Read more: WWI Hero Featured in New AUSA Graphic Novel
South Carolina Public Radio replays World War I programs
In July, South Carolina Public Radio replays three programs about World War I and South Carolina, hosted by Dr. Walter Edgar. The replays can be listened to online.
"Fighting on Two Fronts: Black South Carolinians in World War I" features Dr. Janet Hudson from the University of South Carolina joining Dr. Edgar for a public Conversation on Black South Carolinian in World War I. Upon the United States' entrance into World War I, President Woodrow Wilson told the nation that the war was being fought to "make the world safe for democracy." For many African-American South Carolinians, the chance to fight in this war was a way to prove their citizenship, in hopes of changing things for the better at home. Click here to read more, and listen to the replay.
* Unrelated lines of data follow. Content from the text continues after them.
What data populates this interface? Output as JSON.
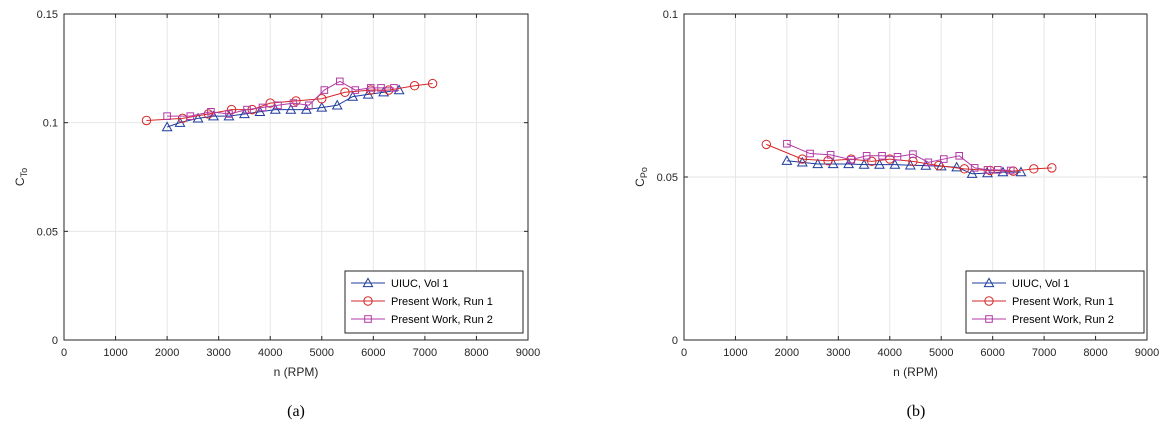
{
  "chart_data": [
    {
      "type": "line",
      "caption": "(a)",
      "xlabel": "n (RPM)",
      "ylabel": "C",
      "ylabel_sub": "To",
      "xlim": [
        0,
        9000
      ],
      "ylim": [
        0,
        0.15
      ],
      "xticks": [
        0,
        1000,
        2000,
        3000,
        4000,
        5000,
        6000,
        7000,
        8000,
        9000
      ],
      "yticks": [
        0,
        0.05,
        0.1,
        0.15
      ],
      "ytick_labels": [
        "0",
        "0.05",
        "0.1",
        "0.15"
      ],
      "grid": true,
      "legend_position": "bottom-right",
      "series": [
        {
          "name": "UIUC, Vol 1",
          "marker": "triangle",
          "color": "#1f3c9e",
          "x": [
            2000,
            2250,
            2600,
            2900,
            3200,
            3500,
            3800,
            4100,
            4400,
            4700,
            5000,
            5300,
            5600,
            5900,
            6200,
            6500
          ],
          "y": [
            0.098,
            0.1,
            0.102,
            0.103,
            0.103,
            0.104,
            0.105,
            0.106,
            0.106,
            0.106,
            0.107,
            0.108,
            0.112,
            0.113,
            0.114,
            0.115
          ]
        },
        {
          "name": "Present Work, Run 1",
          "marker": "circle",
          "color": "#d62728",
          "x": [
            1600,
            2300,
            2800,
            3250,
            3650,
            4000,
            4500,
            5000,
            5450,
            5950,
            6300,
            6800,
            7150
          ],
          "y": [
            0.101,
            0.102,
            0.104,
            0.106,
            0.106,
            0.109,
            0.11,
            0.111,
            0.114,
            0.115,
            0.115,
            0.117,
            0.118
          ]
        },
        {
          "name": "Present Work, Run 2",
          "marker": "square",
          "color": "#b23aa6",
          "x": [
            2000,
            2450,
            2850,
            3200,
            3550,
            3850,
            4150,
            4450,
            4750,
            5050,
            5350,
            5650,
            5950,
            6150,
            6400
          ],
          "y": [
            0.103,
            0.103,
            0.105,
            0.104,
            0.106,
            0.107,
            0.108,
            0.109,
            0.108,
            0.115,
            0.119,
            0.115,
            0.116,
            0.116,
            0.116
          ]
        }
      ]
    },
    {
      "type": "line",
      "caption": "(b)",
      "xlabel": "n (RPM)",
      "ylabel": "C",
      "ylabel_sub": "Po",
      "xlim": [
        0,
        9000
      ],
      "ylim": [
        0,
        0.1
      ],
      "xticks": [
        0,
        1000,
        2000,
        3000,
        4000,
        5000,
        6000,
        7000,
        8000,
        9000
      ],
      "yticks": [
        0,
        0.05,
        0.1
      ],
      "ytick_labels": [
        "0",
        "0.05",
        "0.1"
      ],
      "grid": true,
      "legend_position": "bottom-right",
      "series": [
        {
          "name": "UIUC, Vol 1",
          "marker": "triangle",
          "color": "#1f3c9e",
          "x": [
            2000,
            2300,
            2600,
            2900,
            3200,
            3500,
            3800,
            4100,
            4400,
            4700,
            5000,
            5300,
            5600,
            5900,
            6200,
            6550
          ],
          "y": [
            0.055,
            0.0545,
            0.054,
            0.054,
            0.054,
            0.0538,
            0.0538,
            0.0538,
            0.0536,
            0.0535,
            0.0533,
            0.053,
            0.051,
            0.0512,
            0.0515,
            0.0515
          ]
        },
        {
          "name": "Present Work, Run 1",
          "marker": "circle",
          "color": "#d62728",
          "x": [
            1600,
            2300,
            2800,
            3250,
            3650,
            4000,
            4450,
            4950,
            5450,
            5950,
            6400,
            6800,
            7150
          ],
          "y": [
            0.06,
            0.0555,
            0.055,
            0.0555,
            0.0548,
            0.0555,
            0.0548,
            0.0535,
            0.0525,
            0.052,
            0.0518,
            0.0525,
            0.0528
          ]
        },
        {
          "name": "Present Work, Run 2",
          "marker": "square",
          "color": "#b23aa6",
          "x": [
            2000,
            2450,
            2850,
            3250,
            3550,
            3850,
            4150,
            4450,
            4750,
            5050,
            5350,
            5650,
            5900,
            6100,
            6350
          ],
          "y": [
            0.0602,
            0.0572,
            0.0568,
            0.0553,
            0.0565,
            0.0565,
            0.0562,
            0.057,
            0.0545,
            0.0555,
            0.0565,
            0.0528,
            0.0522,
            0.0522,
            0.052
          ]
        }
      ]
    }
  ]
}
"South Carolina in WWI: The Military" Dr. Andrew Myers from the University of South Carolina Upstate joining Dr. Edgar for a public Conversation on South Carolina History, World War I. With the United States’ entrance into World War I, three Army training bases were set up in South Carolina. The social and economic impact on a state still suffering from the devastation of the Civil War was dramatic. Three infantry divisions, including support personnel, swelled the Upstate and Midlands population by 90,000. On the coast, recruits flocked to Charleston’s Navy base. And some of those trainees were African Americans, which caused political turmoil and civil strife in a Jim Crow state. Click here to read more, and listen to the replay.
"Conversations on S.C. History: Women and World War I" features Dr. Amy McCandless, professor emerita of history at the College of Charleston, joining Dr. Edgar for a public conversation on S.C. Women during the war. Prior to that World War I, South Carolina was a predominantly rural state, with a Black majority populaltion. The typical S.C. woman in 1916 was Black, and, if she was employed, she was likely an agricultural worker or a domestic worker. If she was White, a working woman was likely on the farm or in a textile mill. There was a quite small middle class where working women might be employed as teachers or a nurses; a few were clerical workers. The United States' entry into World War I offered women, White and Black, new opportunities. Click here to read more, and listen to the replay.
Dr. Edgar has two programs on South Carolina Public Radio. He received his A.B. degree from Davidson College in 1965 and his Ph.D. from the University of South Carolina in 1969. After two years in the Army (including a tour of duty in Vietnam), he returned to USC as a post-doctoral fellow of the National Archives, assigned to the Papers of Henry Laurens. In 1972 he joined the faculty of the History Department and in 1980 was named director of the Institute for Southern Studies. Dr. Edgar is the Claude Henry Neuffer Professor of Southern Studies and the George Washington Distinguished Professor of History. He retired from USC in 2012. He has written or edited numerous books about South Carolina and the American South.